Biz Washington’daki bu etkinliği, Bahçeşehir Üniversitesi’nde düzenlenen bir toplantıda, canlı yayından izledik. Kalabalık bir öğrenci grubunun da katıldığı bu etkinlikte, ABD’nin İstanbul Başkonsolosu Scott Kilner ve Bahçeşehir Üniversitesi öğretim üyesi Prof. Sabri Sayari, Obama’nın konuşması üzerindeki görüşlerini dile getirdiler.
Yeni Amerika
Obama’nın bu vesile ile çok yeni şeyler söyleyeceğini ve dış politikada spesifik konularda (özellikle Ortadoğu meselelerinde) stratejisini açıklayacağını bekleyenler düş kırıklığına uğramış olabilirler. Ama başkan bu konuşmasında daha çok iç sorunlar üzerinde odaklanmayı, dış politika konularını da, bazı genel ilkeler ortaya koyarak geçiştirmeyi tercih etti.
Bunu böyle yapması dahi anlamlıdır. Obama’nın yeni dönemde ağırlık vereceği konular “değişim” vizyonu çerçevesindeki iç problemlerdir, yani kendi deyişiyle “Amerika’nın yeniden yapılanması”na ilişkin sorunlardır.
Bunların başında ekonomik büyüme, sosyal güvenlik ve eşitlik geliyor. Başkonsolos Kilner’ın da belirttiği gibi, bu (Amerikalıların “liberal” diye tanımladığı) Sosyal Demokrat eğilimli bir programdır.
Obama ülkesine daha eşit ve adil bir düzen getirmek amacında. Bunun için, konuşmasında da belirttiği gibi, kadın, azınlık-göçmen, eşcinsel gibi kesimlerin haklarını yerine getirmeye, sağlık, eğitim alanlarında reformlar yapmaya, vergi sistemini geliştirmeye çalışacak...
Yeni normlar
Obama, dünyaya bakışını dile getirirken, “son 10 yıllık savaş döneminin sona ermekte olduğunu” söyledi ve barışçı mesajlar verdi. Birkaç cümle ile savunduğu ilkeler ve değerler, özgürlük ve demokrasinin yanı sıra, barışın kurulmasıdır. Obama “başka ülkelerle uyuşmazlıkları barışçı yollardan halletmeye çalışacağını” söyledi ve “angajmanın şüphe ve korkuları giderebileceğini” vurguladı. Bu son sözcük bizce önemli: Bu Obama’nın anlaşmazlık halinde bulunduğu ülkeleri (İran olabilir) “angaje etmeyi” tercih edebileceğini gösteriyor.
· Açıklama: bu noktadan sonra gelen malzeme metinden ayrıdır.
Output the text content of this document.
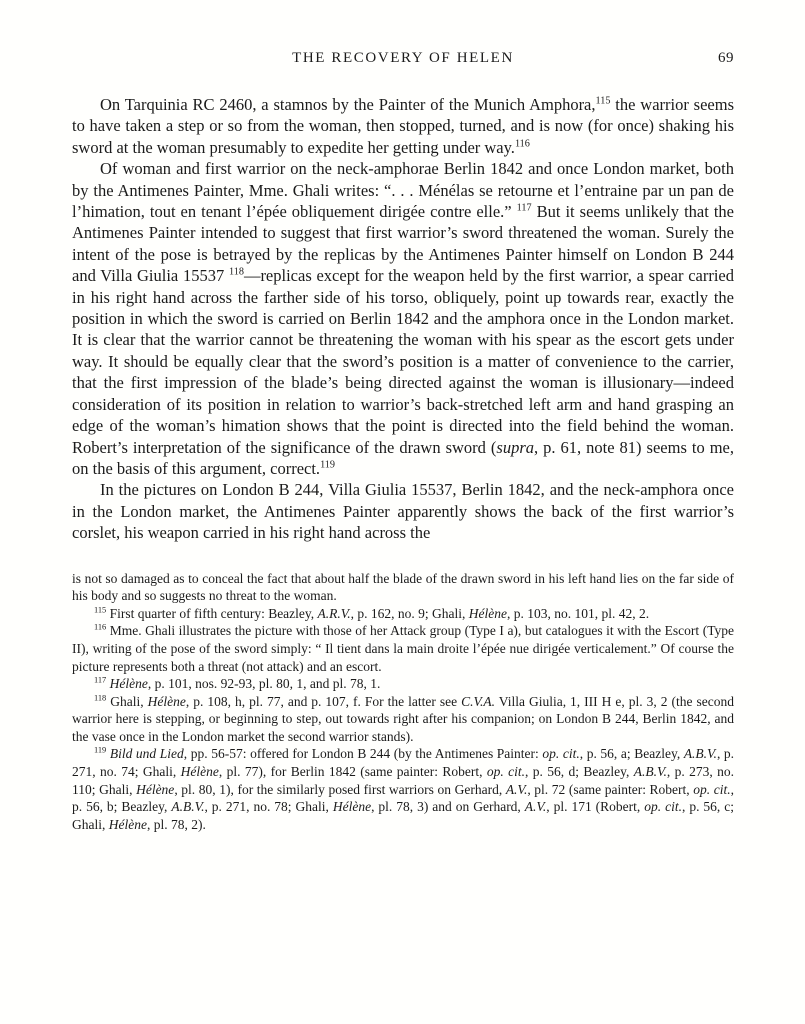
THE RECOVERY OF HELEN	69

On Tarquinia RC 2460, a stamnos by the Painter of the Munich Amphora,$^{115}$ the warrior seems to have taken a step or so from the woman, then stopped, turned, and is now (for once) shaking his sword at the woman presumably to expedite her getting under way.$^{116}$

Of woman and first warrior on the neck-amphorae Berlin 1842 and once London market, both by the Antimenes Painter, Mme. Ghali writes: “. . . Ménélas se retourne et l’entraine par un pan de l’himation, tout en tenant l’épée obliquement dirigée contre elle.” $^{117}$ But it seems unlikely that the Antimenes Painter intended to suggest that first warrior’s sword threatened the woman. Surely the intent of the pose is betrayed by the replicas by the Antimenes Painter himself on London B 244 and Villa Giulia 15537 $^{118}$—replicas except for the weapon held by the first warrior, a spear carried in his right hand across the farther side of his torso, obliquely, point up towards rear, exactly the position in which the sword is carried on Berlin 1842 and the amphora once in the London market. It is clear that the warrior cannot be threatening the woman with his spear as the escort gets under way. It should be equally clear that the sword’s position is a matter of convenience to the carrier, that the first impression of the blade’s being directed against the woman is illusionary—indeed consideration of its position in relation to warrior’s back-stretched left arm and hand grasping an edge of the woman’s himation shows that the point is directed into the field behind the woman. Robert’s interpretation of the significance of the drawn sword (supra, p. 61, note 81) seems to me, on the basis of this argument, correct.$^{119}$

In the pictures on London B 244, Villa Giulia 15537, Berlin 1842, and the neck-amphora once in the London market, the Antimenes Painter apparently shows the back of the first warrior’s corslet, his weapon carried in his right hand across the

is not so damaged as to conceal the fact that about half the blade of the drawn sword in his left hand lies on the far side of his body and so suggests no threat to the woman.

$^{115}$ First quarter of fifth century: Beazley, A.R.V., p. 162, no. 9; Ghali, Hélène, p. 103, no. 101, pl. 42, 2.

$^{116}$ Mme. Ghali illustrates the picture with those of her Attack group (Type I a), but catalogues it with the Escort (Type II), writing of the pose of the sword simply: “ Il tient dans la main droite l’épée nue dirigée verticalement.” Of course the picture represents both a threat (not attack) and an escort.

$^{117}$ Hélène, p. 101, nos. 92-93, pl. 80, 1, and pl. 78, 1.

$^{118}$ Ghali, Hélène, p. 108, h, pl. 77, and p. 107, f. For the latter see C.V.A. Villa Giulia, 1, III H e, pl. 3, 2 (the second warrior here is stepping, or beginning to step, out towards right after his companion; on London B 244, Berlin 1842, and the vase once in the London market the second warrior stands).

$^{119}$ Bild und Lied, pp. 56-57: offered for London B 244 (by the Antimenes Painter: op. cit., p. 56, a; Beazley, A.B.V., p. 271, no. 74; Ghali, Hélène, pl. 77), for Berlin 1842 (same painter: Robert, op. cit., p. 56, d; Beazley, A.B.V., p. 273, no. 110; Ghali, Hélène, pl. 80, 1), for the similarly posed first warriors on Gerhard, A.V., pl. 72 (same painter: Robert, op. cit., p. 56, b; Beazley, A.B.V., p. 271, no. 78; Ghali, Hélène, pl. 78, 3) and on Gerhard, A.V., pl. 171 (Robert, op. cit., p. 56, c; Ghali, Hélène, pl. 78, 2).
Aynı şekilde bizim dikkatimizi çeken diğer bir husus da, Obama’nın “ABD’nin çıkarları”nın yanı sıra “vicdanı”na da değinmiş olmasıdır. Başkan Ortadoğu dahil çeşitli bölgelerdeki ülkelere bu iki nedenle (yani sadece çıkarlar değil) destek vereceğini belirtti...
Bahçeşehir Üniversitesi’ndeki toplantıya katılan emekli diplomat ve siyasetçi Onur Öymen yaptığı değerlendirmede Obama’nın özgürlük, insan hakları, eşitlik gibi değerlere yaptığı vurguya değinerek “kim bilir kaç millet kendi liderinin aynı değerleri savunmasını bekliyor” dedi ve Obama’nın yumuşak tondaki konuşmasını hatırlatarak “kimseye çatmadı, kimseye hücum etmedi” sözleriyle bizdeki “ilgililere” bir mesaj verdi...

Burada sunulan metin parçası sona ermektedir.